GPO announced it plans to ask lawmakers and the Office of Personnel Management for permission to offer buyouts and early outs to its 2,200 employees, with the goal of decreasing its overall workforce by 15 percent and thinning its managerial ranks by 25 percent. The move was prompted by "overall government cutbacks and projected reductions in appropriated funds," according to the announcement.
If OPM grants the office's request, then employees could be offered lump-sum payments of up to $25,000 to voluntarily leave their jobs. The actual amount of the payout would be based on a formula, according to GPO.
The process would have to be completed by Dec. 31 for GPO to realize the anticipated savings, the statement said. GPO in January revised its fiscal 2012 budget request downward by $5 million, to $148.5 million. That represents a major reduction from the $166.6 million requested the previous year, Public Printer Bill Boarman pointed out in May congressional testimony. But it still would be a significant increase over the agency's actual fiscal 2011 budget of $135 million.
Boarman expressed confidence the staff reductions would not hamper GPO's mission of producing and distributing government documents. "These challenging economic times have no boundaries and are forcing federal agencies to seek ways to survive," he said in a statement. "GPO is open for business. We are an agency with a dedicated workforce that will continue to reengineer itself in the 21st century to serve as the digital information platform for the federal government."

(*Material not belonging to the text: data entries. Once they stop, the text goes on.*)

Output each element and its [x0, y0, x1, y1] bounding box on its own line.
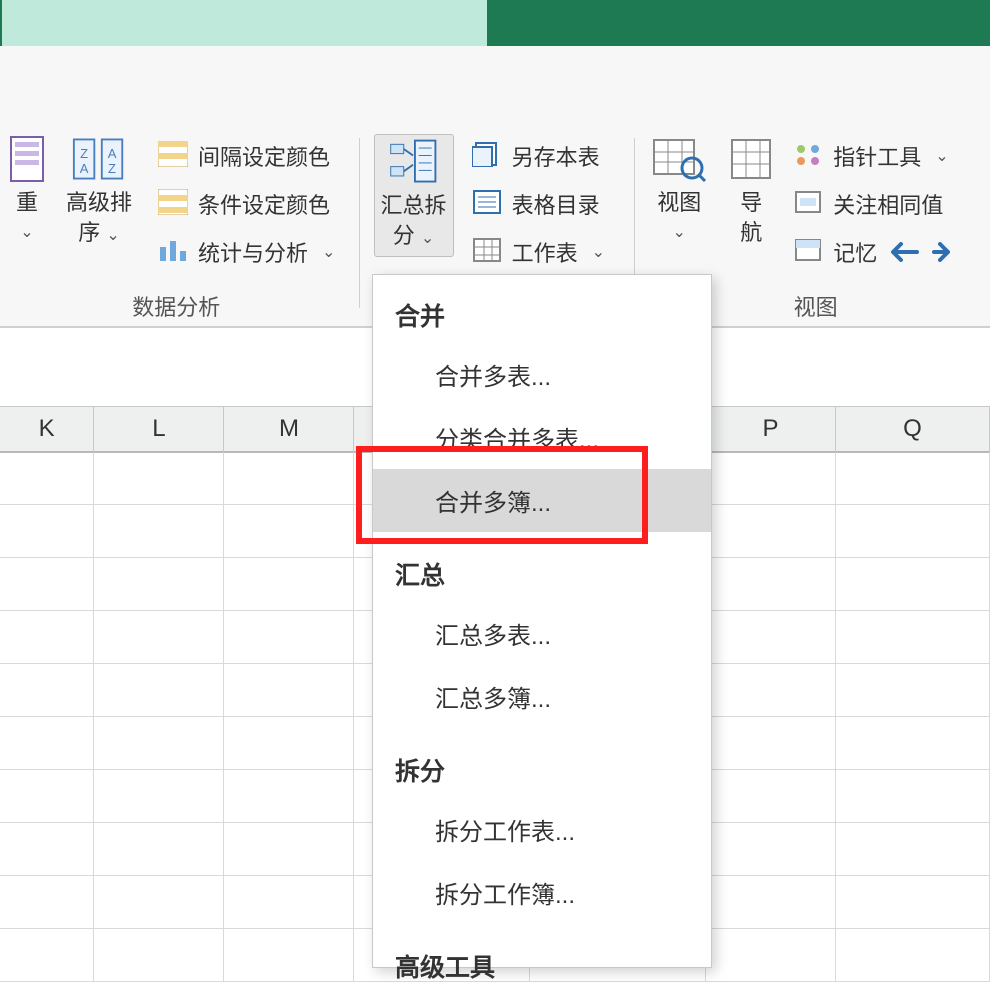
- menu-item-split-workbook[interactable]: 拆分工作簿...: [373, 861, 711, 924]
- title-bar: [0, 0, 990, 46]
- sheet-toc-button[interactable]: 表格目录: [472, 182, 605, 226]
- focus-same-button[interactable]: 关注相同值: [793, 182, 951, 226]
- group-separator: [359, 138, 360, 308]
- save-copy-button[interactable]: 另存本表: [472, 134, 605, 178]
- cond-color-label: 条件设定颜色: [198, 188, 330, 220]
- memory-label: 记忆: [833, 236, 877, 268]
- view-button-label: 视图: [657, 188, 701, 218]
- worksheet-label: 工作表: [512, 236, 578, 268]
- view-icon: [652, 134, 706, 184]
- menu-item-split-worksheet[interactable]: 拆分工作表...: [373, 798, 711, 861]
- chevron-down-icon: ⌄: [592, 242, 605, 262]
- group-data-analysis: 重 ⌄ ZAAZ 高级排 序 ⌄ 间隔设定颜色: [0, 132, 353, 326]
- dedup-label: 重: [16, 188, 38, 218]
- focus-same-label: 关注相同值: [833, 188, 943, 220]
- menu-item-summary-multibook[interactable]: 汇总多簿...: [373, 665, 711, 728]
- svg-text:Z: Z: [80, 146, 88, 161]
- menu-section-summary: 汇总: [373, 546, 711, 602]
- menu-section-split: 拆分: [373, 742, 711, 798]
- nav-icon: [724, 134, 778, 184]
- col-header[interactable]: K: [0, 407, 94, 451]
- summary-split-menu: 合并 合并多表... 分类合并多表... 合并多簿... 汇总 汇总多表... …: [372, 274, 712, 968]
- chevron-down-icon: ⌄: [673, 218, 686, 248]
- summary-split-icon: [387, 137, 441, 187]
- save-copy-icon: [472, 141, 502, 171]
- memory-button[interactable]: 记忆: [793, 230, 951, 274]
- summary-split-label-2: 分: [393, 223, 415, 248]
- dedup-icon: [0, 134, 54, 184]
- col-header[interactable]: P: [706, 407, 836, 451]
- svg-text:A: A: [80, 161, 89, 176]
- sheet-toc-label: 表格目录: [512, 188, 600, 220]
- interval-color-button[interactable]: 间隔设定颜色: [158, 134, 335, 178]
- pointer-tools-icon: [793, 141, 823, 171]
- arrow-left-icon[interactable]: [887, 241, 921, 263]
- chevron-down-icon: ⌄: [20, 218, 33, 248]
- sort-icon: ZAAZ: [72, 134, 126, 184]
- cond-color-button[interactable]: 条件设定颜色: [158, 182, 335, 226]
- advanced-sort-label-2: 序: [78, 220, 100, 245]
- group-label-data-analysis: 数据分析: [0, 290, 353, 322]
- focus-same-icon: [793, 189, 823, 219]
- cond-color-icon: [158, 189, 188, 219]
- col-header[interactable]: L: [94, 407, 224, 451]
- summary-split-button[interactable]: 汇总拆 分 ⌄: [374, 134, 454, 257]
- stats-button[interactable]: 统计与分析 ⌄: [158, 230, 335, 274]
- interval-color-label: 间隔设定颜色: [198, 140, 330, 172]
- pointer-tools-label: 指针工具: [833, 140, 921, 172]
- nav-label-1: 导: [740, 188, 762, 218]
- chevron-down-icon: ⌄: [106, 227, 119, 244]
- col-header[interactable]: M: [224, 407, 354, 451]
- stats-label: 统计与分析: [198, 236, 308, 268]
- chevron-down-icon: ⌄: [935, 146, 948, 166]
- menu-item-merge-multisheet[interactable]: 合并多表...: [373, 343, 711, 406]
- svg-text:A: A: [108, 146, 117, 161]
- advanced-sort-label-1: 高级排: [66, 188, 132, 218]
- svg-text:Z: Z: [108, 161, 116, 176]
- sheet-toc-icon: [472, 189, 502, 219]
- col-header[interactable]: Q: [836, 407, 990, 451]
- pointer-tools-button[interactable]: 指针工具 ⌄: [793, 134, 951, 178]
- menu-section-advanced: 高级工具: [373, 938, 711, 994]
- stats-icon: [158, 237, 188, 267]
- advanced-sort-button[interactable]: ZAAZ 高级排 序 ⌄: [64, 134, 134, 251]
- view-button[interactable]: 视图 ⌄: [649, 134, 709, 248]
- interval-color-icon: [158, 141, 188, 171]
- menu-item-merge-multibook[interactable]: 合并多簿...: [373, 469, 711, 532]
- arrow-right-icon[interactable]: [931, 241, 951, 263]
- chevron-down-icon: ⌄: [421, 230, 434, 247]
- chevron-down-icon: ⌄: [322, 242, 335, 262]
- nav-label-2: 航: [740, 218, 762, 248]
- dedup-button[interactable]: 重 ⌄: [8, 134, 46, 248]
- save-copy-label: 另存本表: [512, 140, 600, 172]
- memory-icon: [793, 237, 823, 267]
- menu-item-summary-multisheet[interactable]: 汇总多表...: [373, 602, 711, 665]
- summary-split-label-1: 汇总拆: [381, 191, 447, 221]
- nav-button[interactable]: 导 航: [727, 134, 775, 248]
- worksheet-icon: [472, 237, 502, 267]
- worksheet-button[interactable]: 工作表 ⌄: [472, 230, 605, 274]
- menu-section-merge: 合并: [373, 287, 711, 343]
- title-highlight: [2, 0, 487, 46]
- menu-item-merge-category[interactable]: 分类合并多表...: [373, 406, 711, 469]
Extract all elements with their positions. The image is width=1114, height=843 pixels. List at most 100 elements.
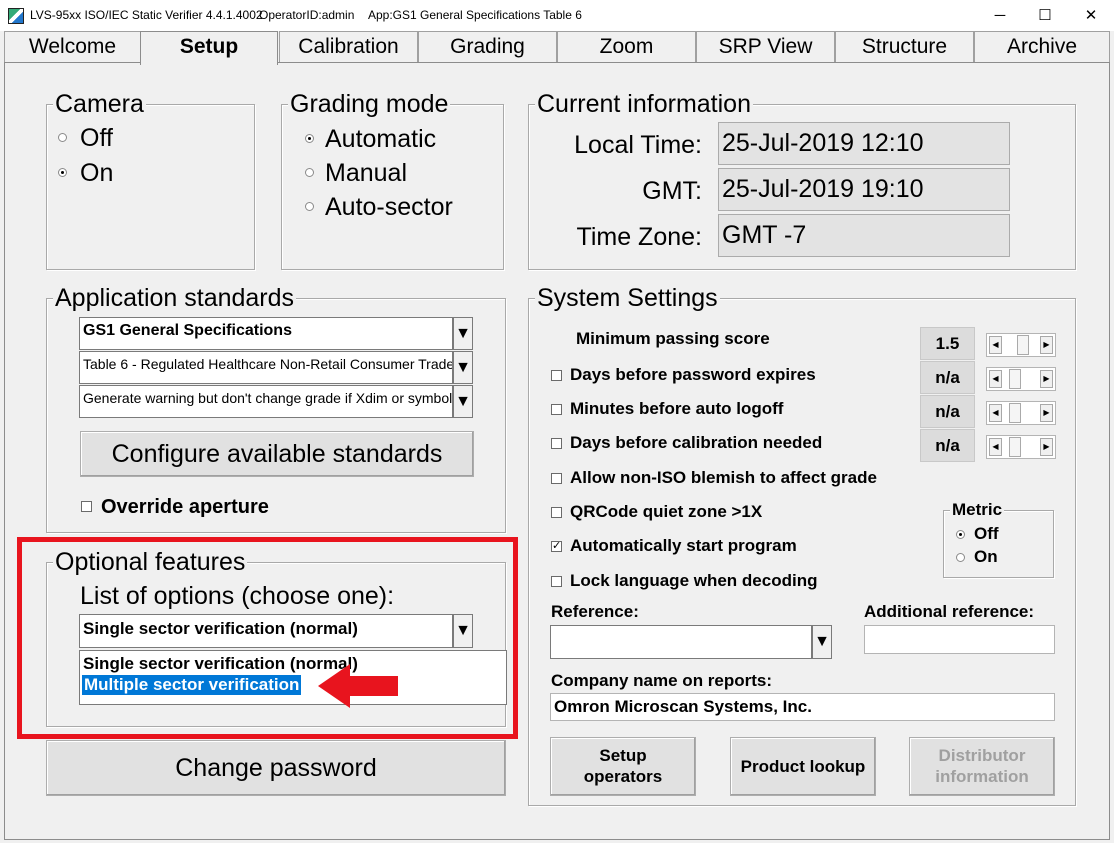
metric-group bbox=[943, 510, 1054, 578]
auto-logoff-checkbox[interactable] bbox=[551, 404, 562, 415]
setup-operators-button[interactable]: Setup operators bbox=[550, 737, 696, 796]
reference-label: Reference: bbox=[551, 602, 639, 621]
calibration-needed-slider[interactable]: ◀ ▶ bbox=[986, 435, 1056, 459]
slider-right-arrow-icon[interactable]: ▶ bbox=[1040, 438, 1053, 456]
slider-left-arrow-icon[interactable]: ◀ bbox=[989, 336, 1002, 354]
grading-manual-label[interactable]: Manual bbox=[325, 159, 407, 188]
standard-select[interactable]: GS1 General Specifications bbox=[79, 317, 453, 350]
slider-right-arrow-icon[interactable]: ▶ bbox=[1040, 370, 1053, 388]
slider-thumb[interactable] bbox=[1009, 369, 1021, 389]
lock-language-label[interactable]: Lock language when decoding bbox=[570, 571, 817, 591]
grading-automatic-label[interactable]: Automatic bbox=[325, 125, 436, 154]
time-zone-field: GMT -7 bbox=[718, 214, 1010, 257]
application-window: LVS-95xx ISO/IEC Static Verifier 4.4.1.4… bbox=[0, 0, 1114, 843]
min-passing-score-slider[interactable]: ◀ ▶ bbox=[986, 333, 1056, 357]
slider-left-arrow-icon[interactable]: ◀ bbox=[989, 438, 1002, 456]
tab-grading[interactable]: Grading bbox=[418, 31, 557, 62]
auto-logoff-label[interactable]: Minutes before auto logoff bbox=[570, 399, 783, 419]
change-password-button[interactable]: Change password bbox=[46, 740, 506, 796]
slider-right-arrow-icon[interactable]: ▶ bbox=[1040, 404, 1053, 422]
gmt-field: 25-Jul-2019 19:10 bbox=[718, 168, 1010, 211]
setup-operators-button-line1: Setup bbox=[599, 746, 647, 765]
camera-off-label[interactable]: Off bbox=[80, 124, 113, 153]
additional-reference-input[interactable] bbox=[864, 625, 1055, 654]
grading-automatic-radio[interactable] bbox=[305, 134, 314, 143]
qrcode-quiet-zone-label[interactable]: QRCode quiet zone >1X bbox=[570, 502, 762, 522]
local-time-field: 25-Jul-2019 12:10 bbox=[718, 122, 1010, 165]
warning-select[interactable]: Generate warning but don't change grade … bbox=[79, 385, 453, 418]
slider-left-arrow-icon[interactable]: ◀ bbox=[989, 370, 1002, 388]
tab-srp-view[interactable]: SRP View bbox=[696, 31, 835, 62]
maximize-button[interactable]: ☐ bbox=[1022, 0, 1068, 31]
grading-auto-sector-radio[interactable] bbox=[305, 202, 314, 211]
slider-thumb[interactable] bbox=[1017, 335, 1029, 355]
window-title-app-config: App:GS1 General Specifications Table 6 bbox=[368, 8, 582, 22]
slider-thumb[interactable] bbox=[1009, 403, 1021, 423]
metric-off-label[interactable]: Off bbox=[974, 524, 999, 544]
camera-group-title: Camera bbox=[53, 90, 146, 118]
grading-manual-radio[interactable] bbox=[305, 168, 314, 177]
standard-dropdown-arrow-icon[interactable]: ▼ bbox=[453, 317, 473, 350]
tab-structure[interactable]: Structure bbox=[835, 31, 974, 62]
title-bar: LVS-95xx ISO/IEC Static Verifier 4.4.1.4… bbox=[0, 0, 1114, 31]
application-standards-title: Application standards bbox=[53, 284, 297, 312]
non-iso-blemish-checkbox[interactable] bbox=[551, 473, 562, 484]
app-icon bbox=[8, 8, 24, 24]
password-expires-value: n/a bbox=[920, 361, 975, 394]
password-expires-label[interactable]: Days before password expires bbox=[570, 365, 816, 385]
metric-title: Metric bbox=[950, 500, 1005, 520]
additional-reference-label: Additional reference: bbox=[864, 602, 1035, 621]
tab-zoom[interactable]: Zoom bbox=[557, 31, 696, 62]
warning-dropdown-arrow-icon[interactable]: ▼ bbox=[453, 385, 473, 418]
lock-language-checkbox[interactable] bbox=[551, 576, 562, 587]
qrcode-quiet-zone-checkbox[interactable] bbox=[551, 507, 562, 518]
slider-left-arrow-icon[interactable]: ◀ bbox=[989, 404, 1002, 422]
metric-on-label[interactable]: On bbox=[974, 547, 998, 567]
calibration-needed-label[interactable]: Days before calibration needed bbox=[570, 433, 822, 453]
grading-mode-title: Grading mode bbox=[288, 90, 451, 118]
red-arrow-icon bbox=[318, 664, 398, 708]
close-button[interactable]: ✕ bbox=[1068, 0, 1114, 31]
override-aperture-checkbox[interactable] bbox=[81, 501, 92, 512]
tab-calibration[interactable]: Calibration bbox=[279, 31, 418, 62]
window-title-app: LVS-95xx ISO/IEC Static Verifier 4.4.1.4… bbox=[30, 8, 263, 22]
distributor-information-button[interactable]: Distributor information bbox=[909, 737, 1055, 796]
distributor-information-button-line2: information bbox=[935, 767, 1029, 786]
password-expires-checkbox[interactable] bbox=[551, 370, 562, 381]
camera-off-radio[interactable] bbox=[58, 133, 67, 142]
grading-auto-sector-label[interactable]: Auto-sector bbox=[325, 193, 453, 222]
camera-on-label[interactable]: On bbox=[80, 159, 113, 188]
camera-group bbox=[46, 104, 255, 270]
reference-select[interactable] bbox=[550, 625, 812, 659]
auto-logoff-value: n/a bbox=[920, 395, 975, 428]
current-information-title: Current information bbox=[535, 90, 753, 118]
tab-archive[interactable]: Archive bbox=[974, 31, 1110, 62]
camera-on-radio[interactable] bbox=[58, 168, 67, 177]
table-select[interactable]: Table 6 - Regulated Healthcare Non-Retai… bbox=[79, 351, 453, 384]
slider-right-arrow-icon[interactable]: ▶ bbox=[1040, 336, 1053, 354]
auto-start-program-checkbox[interactable]: ✓ bbox=[551, 541, 562, 552]
password-expires-slider[interactable]: ◀ ▶ bbox=[986, 367, 1056, 391]
calibration-needed-checkbox[interactable] bbox=[551, 438, 562, 449]
metric-on-radio[interactable] bbox=[956, 553, 965, 562]
product-lookup-button[interactable]: Product lookup bbox=[730, 737, 876, 796]
window-title-operator: OperatorID:admin bbox=[259, 8, 355, 22]
override-aperture-label[interactable]: Override aperture bbox=[101, 496, 269, 519]
highlight-annotation-box bbox=[17, 537, 518, 739]
auto-start-program-label[interactable]: Automatically start program bbox=[570, 536, 797, 556]
company-name-input[interactable]: Omron Microscan Systems, Inc. bbox=[550, 693, 1055, 721]
minimize-button[interactable]: ─ bbox=[977, 0, 1023, 31]
table-dropdown-arrow-icon[interactable]: ▼ bbox=[453, 351, 473, 384]
min-passing-score-value: 1.5 bbox=[920, 327, 975, 360]
local-time-label: Local Time: bbox=[574, 131, 702, 159]
configure-standards-button[interactable]: Configure available standards bbox=[80, 431, 474, 477]
gmt-label: GMT: bbox=[642, 177, 702, 205]
auto-logoff-slider[interactable]: ◀ ▶ bbox=[986, 401, 1056, 425]
slider-thumb[interactable] bbox=[1009, 437, 1021, 457]
setup-operators-button-line2: operators bbox=[583, 767, 663, 786]
non-iso-blemish-label[interactable]: Allow non-ISO blemish to affect grade bbox=[570, 468, 877, 488]
tab-setup[interactable]: Setup bbox=[140, 31, 278, 65]
tab-welcome[interactable]: Welcome bbox=[4, 31, 141, 62]
reference-dropdown-arrow-icon[interactable]: ▼ bbox=[812, 625, 832, 659]
metric-off-radio[interactable] bbox=[956, 530, 965, 539]
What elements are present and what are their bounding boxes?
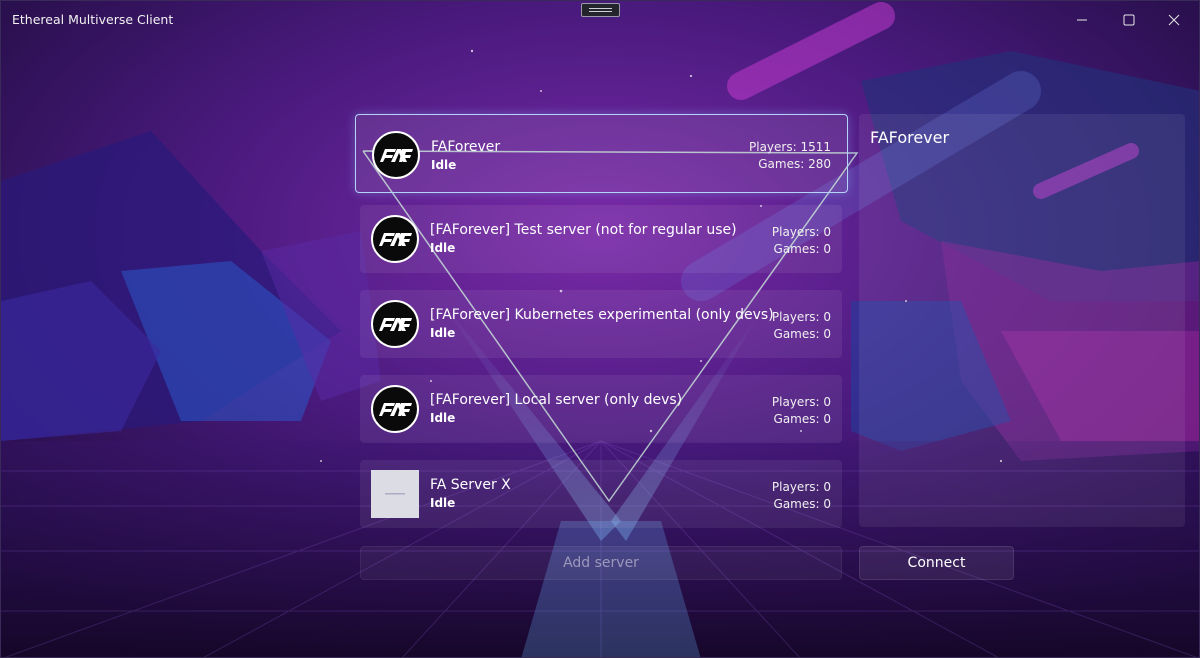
players-count: Players: 0 [771, 310, 831, 324]
add-server-button[interactable]: Add server [360, 546, 842, 580]
games-count: Games: 0 [773, 327, 831, 341]
games-count: Games: 0 [773, 412, 831, 426]
server-stats: Players: 1511 Games: 280 [749, 139, 831, 173]
server-name: [FAForever] Local server (only devs) [430, 392, 683, 408]
placeholder-image-icon [371, 470, 419, 518]
close-icon [1168, 14, 1180, 26]
connect-button[interactable]: Connect [859, 546, 1014, 580]
server-name: FA Server X [430, 477, 511, 493]
server-item-fa-server-x[interactable]: FA Server X Idle Players: 0 Games: 0 [360, 460, 842, 528]
players-count: Players: 0 [771, 395, 831, 409]
faf-logo-icon [371, 300, 419, 348]
players-count: Players: 1511 [749, 140, 831, 154]
server-item-kubernetes[interactable]: [FAForever] Kubernetes experimental (onl… [360, 290, 842, 358]
faf-logo-icon [371, 215, 419, 263]
server-stats: Players: 0 Games: 0 [772, 479, 831, 513]
faf-logo-icon [372, 131, 420, 179]
server-status: Idle [430, 411, 456, 425]
server-status: Idle [430, 326, 456, 340]
server-stats: Players: 0 Games: 0 [772, 394, 831, 428]
close-button[interactable] [1151, 1, 1197, 39]
app-window: Ethereal Multiverse Client FAForever Idl… [0, 0, 1200, 658]
players-count: Players: 0 [771, 225, 831, 239]
server-status: Idle [430, 496, 456, 510]
server-item-test[interactable]: [FAForever] Test server (not for regular… [360, 205, 842, 273]
server-stats: Players: 0 Games: 0 [772, 224, 831, 258]
server-name: [FAForever] Test server (not for regular… [430, 222, 737, 238]
server-status: Idle [430, 241, 456, 255]
server-stats: Players: 0 Games: 0 [772, 309, 831, 343]
maximize-button[interactable] [1106, 1, 1152, 39]
games-count: Games: 0 [773, 497, 831, 511]
server-item-faforever[interactable]: FAForever Idle Players: 1511 Games: 280 [355, 114, 848, 193]
players-count: Players: 0 [771, 480, 831, 494]
maximize-icon [1123, 14, 1135, 26]
title-bar[interactable]: Ethereal Multiverse Client [1, 1, 1199, 39]
detail-title: FAForever [870, 128, 950, 147]
server-item-local[interactable]: [FAForever] Local server (only devs) Idl… [360, 375, 842, 443]
faf-logo-icon [371, 385, 419, 433]
minimize-button[interactable] [1059, 1, 1105, 39]
games-count: Games: 280 [758, 157, 831, 171]
server-status: Idle [431, 158, 457, 172]
minimize-icon [1077, 19, 1087, 21]
server-detail-panel: FAForever [859, 114, 1185, 527]
window-title: Ethereal Multiverse Client [12, 12, 174, 27]
server-name: [FAForever] Kubernetes experimental (onl… [430, 307, 774, 323]
server-name: FAForever [431, 139, 501, 155]
drag-handle-icon[interactable] [581, 3, 620, 17]
games-count: Games: 0 [773, 242, 831, 256]
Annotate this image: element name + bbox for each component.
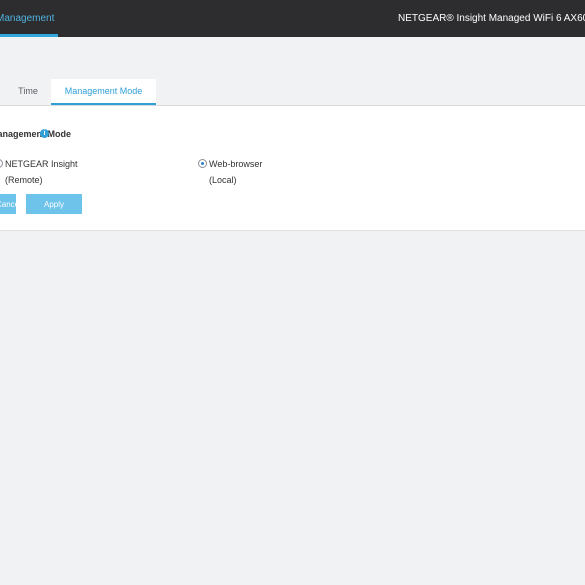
tab-management-mode[interactable]: Management Mode <box>51 79 156 105</box>
apply-button[interactable]: Apply <box>26 194 82 214</box>
radio-button-insight[interactable] <box>0 159 3 168</box>
radio-label-web-line2: (Local) <box>209 175 237 185</box>
section-title: Management Mode <box>0 129 72 139</box>
radio-button-web-browser[interactable] <box>198 159 207 168</box>
radio-label-insight-line2: (Remote) <box>5 175 43 185</box>
product-title: NETGEAR® Insight Managed WiFi 6 AX6000 T… <box>398 13 585 24</box>
nav-tab-management[interactable]: Management <box>0 0 58 37</box>
radio-label-insight-line1: NETGEAR Insight <box>5 159 78 169</box>
management-mode-panel: Management Mode i NETGEAR Insight (Remot… <box>0 106 585 231</box>
tab-time[interactable]: Time <box>8 79 48 105</box>
nav-tab-management-label: Management <box>0 13 55 24</box>
active-tab-indicator <box>0 34 58 37</box>
info-icon[interactable]: i <box>40 129 49 138</box>
radio-label-web-line1: Web-browser <box>209 159 263 169</box>
sub-tab-bar: Time Management Mode <box>0 79 585 106</box>
cancel-button[interactable]: Cancel <box>0 194 21 214</box>
top-navigation-bar: Management NETGEAR® Insight Managed WiFi… <box>0 0 585 37</box>
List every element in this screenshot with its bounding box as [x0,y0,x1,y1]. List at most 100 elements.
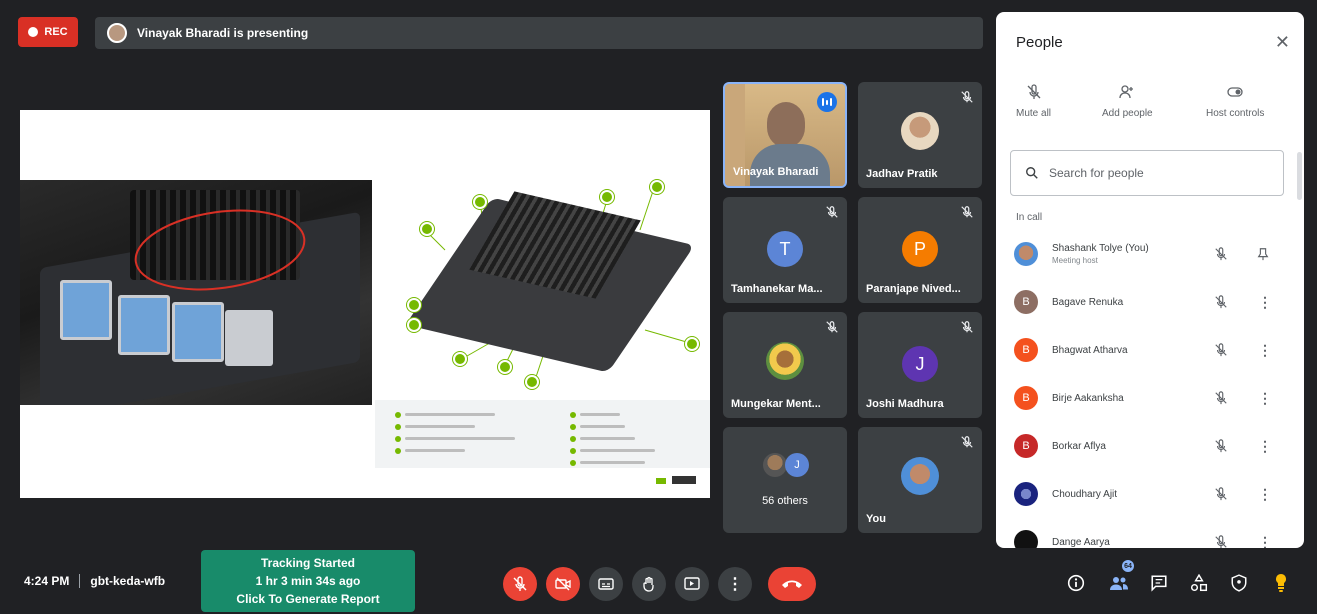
toggle-icon [1227,87,1243,97]
participant-row[interactable]: Shashank Tolye (You) Meeting host [1014,234,1294,274]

GPO is one of several agencies turning to buyouts and early outs in the tight fiscal environment. The Agriculture Department last month won OPM approval to offer early outs to most employees and buyouts for 544 positions. The U.S. Postal Service and Smithsonian Institution also are offering voluntary separation packages, and the Air Force Materiel Command in May started gauging civilian workers' interest in potential buyouts.